With eXp it was a bit of the opposite, where their leadership didn't respond at all. I got a lot of private messages, but there were very few public calls for accountability from eXp. These stories landed differently because the response of the people who are directly affected by that news was different. As a journalist, I don't want to control that because it's not my job — and I also can't control that. I did my part with the reporting, and what happens after that is no longer up to me.
Were you as surprised as we were about Tracy Kasper's abrupt resignation from NAR?
It was a huge shock to me. I was stunned mainly because I was at NAR NXT in November, and she just stepped into that role and was clearly so exuberant to be in that role. It was something that she is talented at and had clearly been waiting for a long time to obtain. So whatever happened there must have been very significant for her to step down so quickly.
There seems to be an unsavory element in parts of the real estate world with the parties, the egos and the sheer number of people in the industry. Is it different than other industries?

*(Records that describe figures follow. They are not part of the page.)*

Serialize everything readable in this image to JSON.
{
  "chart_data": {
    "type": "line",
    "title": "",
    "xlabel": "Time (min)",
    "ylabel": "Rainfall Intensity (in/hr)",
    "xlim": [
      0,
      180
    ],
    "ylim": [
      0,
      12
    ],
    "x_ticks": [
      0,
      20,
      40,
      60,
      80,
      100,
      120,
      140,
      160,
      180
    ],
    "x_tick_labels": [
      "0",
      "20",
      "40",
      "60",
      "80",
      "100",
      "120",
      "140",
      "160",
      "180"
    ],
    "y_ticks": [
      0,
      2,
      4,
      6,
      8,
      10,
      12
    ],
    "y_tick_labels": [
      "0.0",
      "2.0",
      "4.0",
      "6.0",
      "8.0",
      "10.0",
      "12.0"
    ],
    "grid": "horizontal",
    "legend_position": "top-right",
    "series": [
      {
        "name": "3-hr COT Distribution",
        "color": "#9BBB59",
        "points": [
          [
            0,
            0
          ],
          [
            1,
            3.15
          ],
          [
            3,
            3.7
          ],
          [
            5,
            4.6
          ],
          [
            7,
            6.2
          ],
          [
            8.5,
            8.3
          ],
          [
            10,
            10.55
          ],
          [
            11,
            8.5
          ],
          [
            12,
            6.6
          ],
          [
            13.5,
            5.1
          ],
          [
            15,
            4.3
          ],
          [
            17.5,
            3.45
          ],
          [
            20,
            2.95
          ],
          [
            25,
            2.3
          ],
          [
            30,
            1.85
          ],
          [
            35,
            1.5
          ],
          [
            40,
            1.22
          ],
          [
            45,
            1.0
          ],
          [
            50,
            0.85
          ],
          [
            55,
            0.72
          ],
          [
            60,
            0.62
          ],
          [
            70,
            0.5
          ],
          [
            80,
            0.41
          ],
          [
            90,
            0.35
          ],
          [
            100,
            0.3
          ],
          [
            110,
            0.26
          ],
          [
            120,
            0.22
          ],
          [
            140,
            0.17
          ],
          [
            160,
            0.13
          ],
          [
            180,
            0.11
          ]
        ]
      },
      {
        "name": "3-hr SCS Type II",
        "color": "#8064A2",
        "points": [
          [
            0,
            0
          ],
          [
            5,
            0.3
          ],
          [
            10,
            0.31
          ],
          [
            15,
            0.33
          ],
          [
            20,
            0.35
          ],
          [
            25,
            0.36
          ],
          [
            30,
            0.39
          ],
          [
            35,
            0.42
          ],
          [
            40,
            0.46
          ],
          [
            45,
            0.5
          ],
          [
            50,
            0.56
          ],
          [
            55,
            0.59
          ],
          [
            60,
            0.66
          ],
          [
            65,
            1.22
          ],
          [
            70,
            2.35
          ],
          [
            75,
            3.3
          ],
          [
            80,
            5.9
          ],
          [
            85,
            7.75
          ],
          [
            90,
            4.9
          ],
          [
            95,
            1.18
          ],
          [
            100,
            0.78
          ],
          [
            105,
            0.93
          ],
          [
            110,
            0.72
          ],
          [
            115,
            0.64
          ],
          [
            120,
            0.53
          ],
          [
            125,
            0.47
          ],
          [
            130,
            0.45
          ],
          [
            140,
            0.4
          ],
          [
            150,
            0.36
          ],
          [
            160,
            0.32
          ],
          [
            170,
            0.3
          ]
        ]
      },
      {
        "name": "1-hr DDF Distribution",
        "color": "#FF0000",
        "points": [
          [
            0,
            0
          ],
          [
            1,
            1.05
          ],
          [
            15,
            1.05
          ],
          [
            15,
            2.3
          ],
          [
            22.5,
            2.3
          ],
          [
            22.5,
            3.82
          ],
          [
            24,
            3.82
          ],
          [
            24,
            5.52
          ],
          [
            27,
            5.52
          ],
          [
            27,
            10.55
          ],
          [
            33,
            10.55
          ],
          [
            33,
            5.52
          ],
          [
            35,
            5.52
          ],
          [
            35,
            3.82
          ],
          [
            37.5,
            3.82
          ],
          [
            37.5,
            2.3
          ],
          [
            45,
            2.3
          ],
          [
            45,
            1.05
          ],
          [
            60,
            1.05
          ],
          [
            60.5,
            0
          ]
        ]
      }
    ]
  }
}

I got into this specific line of reporting — focused on sexual harassment and corruption — because of a story I did back in July looking at the safety risks female Realtors face when they're selling homes alone. And that story kind of snowballed into all these other ones. But so much of the industry — especially when it comes to women — is predicated upon how you look or what your image is, and then you couple that with the fact that most agents are not full time, so they're selling homes without the protections of being on payroll or having HR or even being able to file an EEOC complaint.
Add to that the fact that most of the power and the pay in the industry belongs to men, and real estate's largest professional organization is run by a tiny group of people who all know each other and are insular. It's just rife for corruption and for so many things to go spectacularly wrong.
Your stories on NAR and eXp were eye-opening for many readers. What will you be working on in 2024?
After I wrote the NAR story, I was flooded with tips about local and state organizations that have similar or worse corruption, and I'm not sure if the answer right now is to interrogate them one by one, or to do it on a wider, more holistic level. In addition, eXp is not the only brokerage that has issues, so I want to look at other brokerages. What I've learned since July and August is that if it's happening in one corner of the industry, it's probably happening in all of the corners.
Then also there's going to be a ton of breaking news, because I don't think the story with NAR is over yet, so I have to save bandwidth for that too. No one expected Tracy Kasper to step down. We don't know if NAR is going to declare bankruptcy tomorrow. We don't know if there's going to be a new organization that's founded as a result. We don't know if Kenny Parcell is going to go totally nuclear. There's all sorts of question marks that you have to be ready to cover.